For workstation users, the W7900 with 48GB of VRAM remains the most capable single-card option in AMD’s desktop lineup for local AI development. Its massive memory capacity makes it the only consumer-accessible AMD option for running large models locally without aggressive quantization, and it has carried ROCm support since the early RDNA 3 releases. The trade-off is its price, which places it firmly in the professional workstation category rather than the enthusiast consumer segment.

Should You Use WSL2 or Dual Boot for AMD ROCm?

For developers who are comfortable maintaining a Linux partition, native Ubuntu remains the more stable and performant environment for ROCm workloads. The full toolchain, including rocm-smi, the debugger, and profilers, is available without workarounds. Performance matches AMD’s published benchmarks, and the community of native Linux ROCm users is significantly larger than the WSL2-specific community, meaning more troubleshooting resources exist.

WSL2 wins on convenience. If your primary workflow is Windows-based and you want to run PyTorch experiments or local inference without partitioning a drive, the WSL2 path now works well enough for most practical tasks. Inference with llama.cpp, Stable Diffusion via ComfyUI, and standard PyTorch model development all function under the right driver pairings. The setup is also no longer experimental, with AMD’s 7.2 release treating WSL2 as a first-class supported platform rather than a community workaround.

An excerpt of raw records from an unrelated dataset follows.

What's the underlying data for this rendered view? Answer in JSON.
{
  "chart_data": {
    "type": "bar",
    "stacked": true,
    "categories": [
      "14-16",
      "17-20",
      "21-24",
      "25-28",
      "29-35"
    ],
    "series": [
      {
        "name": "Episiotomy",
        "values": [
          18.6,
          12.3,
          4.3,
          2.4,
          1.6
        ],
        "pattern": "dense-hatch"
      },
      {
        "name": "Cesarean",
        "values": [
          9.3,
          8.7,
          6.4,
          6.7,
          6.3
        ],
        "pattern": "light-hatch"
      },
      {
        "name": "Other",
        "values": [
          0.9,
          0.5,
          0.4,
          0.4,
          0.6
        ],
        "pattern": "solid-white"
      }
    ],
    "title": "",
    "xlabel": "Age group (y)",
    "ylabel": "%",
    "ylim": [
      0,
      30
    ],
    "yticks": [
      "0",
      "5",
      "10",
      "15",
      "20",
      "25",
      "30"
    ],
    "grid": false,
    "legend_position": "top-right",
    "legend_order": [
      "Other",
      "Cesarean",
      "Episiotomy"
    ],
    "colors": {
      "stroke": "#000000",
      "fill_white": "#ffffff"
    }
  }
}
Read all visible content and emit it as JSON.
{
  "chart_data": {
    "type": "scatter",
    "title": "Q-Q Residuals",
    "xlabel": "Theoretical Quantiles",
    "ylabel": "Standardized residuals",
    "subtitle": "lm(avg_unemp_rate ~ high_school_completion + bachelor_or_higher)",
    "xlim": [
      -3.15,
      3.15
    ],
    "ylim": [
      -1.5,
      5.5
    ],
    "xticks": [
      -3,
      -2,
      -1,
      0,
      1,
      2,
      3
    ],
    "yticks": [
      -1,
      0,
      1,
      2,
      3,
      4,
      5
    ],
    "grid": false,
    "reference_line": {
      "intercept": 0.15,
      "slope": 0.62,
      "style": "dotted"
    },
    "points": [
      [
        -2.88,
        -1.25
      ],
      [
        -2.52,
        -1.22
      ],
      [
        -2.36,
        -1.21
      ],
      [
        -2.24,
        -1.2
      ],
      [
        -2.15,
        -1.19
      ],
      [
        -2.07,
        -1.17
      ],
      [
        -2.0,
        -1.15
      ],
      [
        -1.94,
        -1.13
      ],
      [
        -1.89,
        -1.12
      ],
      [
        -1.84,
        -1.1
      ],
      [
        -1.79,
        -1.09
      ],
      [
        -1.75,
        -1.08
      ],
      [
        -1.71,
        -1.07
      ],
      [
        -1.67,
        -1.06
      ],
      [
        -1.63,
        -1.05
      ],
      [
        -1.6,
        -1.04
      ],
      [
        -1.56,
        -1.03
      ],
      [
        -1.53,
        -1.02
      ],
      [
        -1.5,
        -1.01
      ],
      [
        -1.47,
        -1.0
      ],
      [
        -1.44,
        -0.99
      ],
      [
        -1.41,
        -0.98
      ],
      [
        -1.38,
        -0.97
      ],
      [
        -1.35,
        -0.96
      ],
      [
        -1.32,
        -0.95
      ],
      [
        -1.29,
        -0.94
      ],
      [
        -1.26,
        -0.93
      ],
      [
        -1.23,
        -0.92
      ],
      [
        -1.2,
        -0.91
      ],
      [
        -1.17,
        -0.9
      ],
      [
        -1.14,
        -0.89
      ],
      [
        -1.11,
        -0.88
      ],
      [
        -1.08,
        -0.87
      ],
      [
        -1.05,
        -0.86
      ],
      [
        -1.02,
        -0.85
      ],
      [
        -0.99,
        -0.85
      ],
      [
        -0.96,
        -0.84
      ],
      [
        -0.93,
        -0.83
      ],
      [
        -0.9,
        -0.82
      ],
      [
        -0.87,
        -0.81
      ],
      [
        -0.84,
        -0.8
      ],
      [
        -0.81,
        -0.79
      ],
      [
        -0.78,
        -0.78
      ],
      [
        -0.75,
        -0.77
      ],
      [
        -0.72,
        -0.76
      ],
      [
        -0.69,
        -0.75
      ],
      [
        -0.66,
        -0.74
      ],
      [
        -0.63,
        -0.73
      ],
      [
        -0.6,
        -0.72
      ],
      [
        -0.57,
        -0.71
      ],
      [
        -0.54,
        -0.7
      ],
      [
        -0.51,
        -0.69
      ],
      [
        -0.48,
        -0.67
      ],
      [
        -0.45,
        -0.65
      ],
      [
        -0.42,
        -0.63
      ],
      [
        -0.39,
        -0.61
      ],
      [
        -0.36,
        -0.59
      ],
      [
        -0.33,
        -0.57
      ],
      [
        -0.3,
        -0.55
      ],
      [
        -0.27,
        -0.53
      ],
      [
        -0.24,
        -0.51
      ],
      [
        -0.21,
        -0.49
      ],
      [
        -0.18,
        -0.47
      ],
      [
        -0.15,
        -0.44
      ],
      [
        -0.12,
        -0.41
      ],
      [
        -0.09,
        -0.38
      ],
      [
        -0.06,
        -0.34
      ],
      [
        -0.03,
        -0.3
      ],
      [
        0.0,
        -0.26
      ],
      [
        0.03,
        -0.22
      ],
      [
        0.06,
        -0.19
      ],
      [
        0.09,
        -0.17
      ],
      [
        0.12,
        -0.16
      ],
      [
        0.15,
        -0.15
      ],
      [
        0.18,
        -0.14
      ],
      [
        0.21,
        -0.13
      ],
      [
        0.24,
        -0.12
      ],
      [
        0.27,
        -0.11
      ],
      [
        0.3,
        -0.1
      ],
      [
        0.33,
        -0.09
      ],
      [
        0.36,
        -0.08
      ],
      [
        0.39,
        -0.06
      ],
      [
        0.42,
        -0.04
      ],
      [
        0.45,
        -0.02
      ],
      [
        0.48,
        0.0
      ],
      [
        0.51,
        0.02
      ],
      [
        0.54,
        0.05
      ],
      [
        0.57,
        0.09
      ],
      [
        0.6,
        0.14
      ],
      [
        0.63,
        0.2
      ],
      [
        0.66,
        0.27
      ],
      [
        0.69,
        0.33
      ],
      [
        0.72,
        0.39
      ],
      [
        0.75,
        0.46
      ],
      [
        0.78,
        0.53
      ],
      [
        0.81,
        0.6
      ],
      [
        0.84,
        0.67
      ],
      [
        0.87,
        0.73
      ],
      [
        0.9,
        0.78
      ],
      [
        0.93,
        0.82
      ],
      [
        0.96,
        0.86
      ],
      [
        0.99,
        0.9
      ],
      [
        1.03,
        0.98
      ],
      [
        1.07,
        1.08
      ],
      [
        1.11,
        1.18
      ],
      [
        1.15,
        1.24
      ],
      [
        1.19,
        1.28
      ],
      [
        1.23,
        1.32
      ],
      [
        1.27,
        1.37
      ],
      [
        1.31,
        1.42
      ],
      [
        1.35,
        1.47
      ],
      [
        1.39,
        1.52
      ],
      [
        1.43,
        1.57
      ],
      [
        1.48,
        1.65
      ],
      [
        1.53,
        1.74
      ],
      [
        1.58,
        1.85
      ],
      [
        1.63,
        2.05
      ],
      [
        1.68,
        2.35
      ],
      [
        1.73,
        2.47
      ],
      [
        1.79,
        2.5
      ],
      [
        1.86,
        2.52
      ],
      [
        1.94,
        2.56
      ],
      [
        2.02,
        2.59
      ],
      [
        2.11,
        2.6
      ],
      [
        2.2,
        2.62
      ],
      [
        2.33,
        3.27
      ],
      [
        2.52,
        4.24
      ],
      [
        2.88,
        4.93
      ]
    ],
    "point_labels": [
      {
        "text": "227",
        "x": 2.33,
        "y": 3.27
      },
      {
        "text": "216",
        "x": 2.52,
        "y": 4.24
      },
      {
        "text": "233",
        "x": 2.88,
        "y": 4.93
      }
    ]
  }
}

The honest summary is that AMD’s ROCm platform in WSL2 has crossed from “technically possible with significant effort” to “reliably functional for most inference and development tasks.” The version-matching discipline required during installation, the performance overhead relative to Linux, and the missing monitoring tools are real costs. For RDNA 3 and RDNA 4 GPU owners who want to leverage their hardware for AI work without leaving Windows, the path is now clear enough to recommend.